Personally speaking, I don’t know if I was a transgender child, or if there’s something in my genes or if something was wrong with my intrauterine environment that made me a transgender fetus. I was a weird, tortured kid for sure, but my problems didn’t come from secretly being a little boy who wanted to wear ties instead of dresses, my problems mostly came from the fact that my parents hated each other so much that I could have been wearing a tuxedo that was on fire and no one would have noticed. I had bigger things to deal with than which bathroom I used at school.
For a few reasons, including the fact that children are consistently America’s poorest citizens, I think it’s going to be a very long time before more trans people come out as kids than as adults. What I hope we do for trans kids today in 2013 is work as hard as we can so that when these kids turn 18 (and age out of the interest of the SundayStyles section editor) they have the best world we can possibly make for them.
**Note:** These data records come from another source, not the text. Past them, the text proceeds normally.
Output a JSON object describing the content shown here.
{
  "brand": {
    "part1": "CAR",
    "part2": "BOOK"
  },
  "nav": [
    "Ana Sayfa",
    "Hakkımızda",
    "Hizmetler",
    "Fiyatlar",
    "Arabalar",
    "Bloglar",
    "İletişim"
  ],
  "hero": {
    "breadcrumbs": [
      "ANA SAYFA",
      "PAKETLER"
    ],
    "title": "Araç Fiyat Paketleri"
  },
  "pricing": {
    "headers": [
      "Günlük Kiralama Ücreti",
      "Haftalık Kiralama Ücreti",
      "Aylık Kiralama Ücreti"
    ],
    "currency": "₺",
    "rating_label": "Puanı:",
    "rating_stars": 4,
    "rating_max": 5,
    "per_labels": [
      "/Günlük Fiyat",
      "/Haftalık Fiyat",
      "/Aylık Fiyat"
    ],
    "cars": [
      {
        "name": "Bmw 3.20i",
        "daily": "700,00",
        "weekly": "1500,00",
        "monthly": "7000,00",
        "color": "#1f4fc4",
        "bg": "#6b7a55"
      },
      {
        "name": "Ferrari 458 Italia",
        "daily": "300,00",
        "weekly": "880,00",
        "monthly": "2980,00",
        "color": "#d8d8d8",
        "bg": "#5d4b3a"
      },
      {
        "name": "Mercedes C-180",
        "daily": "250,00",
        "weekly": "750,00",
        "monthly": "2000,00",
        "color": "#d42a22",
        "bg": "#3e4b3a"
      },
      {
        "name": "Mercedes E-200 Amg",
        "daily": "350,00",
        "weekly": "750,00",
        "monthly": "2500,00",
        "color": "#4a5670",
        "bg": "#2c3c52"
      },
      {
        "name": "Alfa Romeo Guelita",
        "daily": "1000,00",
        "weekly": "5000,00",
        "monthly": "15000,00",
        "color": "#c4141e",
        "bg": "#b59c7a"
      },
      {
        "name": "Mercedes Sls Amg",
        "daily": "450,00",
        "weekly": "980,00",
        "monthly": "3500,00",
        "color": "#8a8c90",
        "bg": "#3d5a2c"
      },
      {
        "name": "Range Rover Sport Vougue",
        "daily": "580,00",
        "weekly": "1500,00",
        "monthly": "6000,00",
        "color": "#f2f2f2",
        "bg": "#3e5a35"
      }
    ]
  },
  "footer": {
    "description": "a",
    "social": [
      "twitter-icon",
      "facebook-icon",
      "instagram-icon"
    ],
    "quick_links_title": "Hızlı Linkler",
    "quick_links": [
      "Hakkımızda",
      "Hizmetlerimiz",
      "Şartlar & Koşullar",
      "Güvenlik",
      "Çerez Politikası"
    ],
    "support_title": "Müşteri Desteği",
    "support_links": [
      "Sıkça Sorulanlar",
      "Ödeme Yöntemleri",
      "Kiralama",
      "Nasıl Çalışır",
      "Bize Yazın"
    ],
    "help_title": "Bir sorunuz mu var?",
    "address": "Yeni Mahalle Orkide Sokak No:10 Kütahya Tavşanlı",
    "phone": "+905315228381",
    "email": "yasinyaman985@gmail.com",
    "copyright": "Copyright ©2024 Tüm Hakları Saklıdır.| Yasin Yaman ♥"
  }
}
I hope their experience of being an adult trans person is one with positive experiences at the doctor; is living in a safe home; is having a job; is being treated with dignity by their partner and the police, and everyone in between; is believing they deserve to be alive and have a future. I hope they have music to listen to, and books to read, and bars to drink in, and art openings to be bored at. I don’t think we owe the next generation anything less, whether they come out at 8 or 18 or 28 or 80.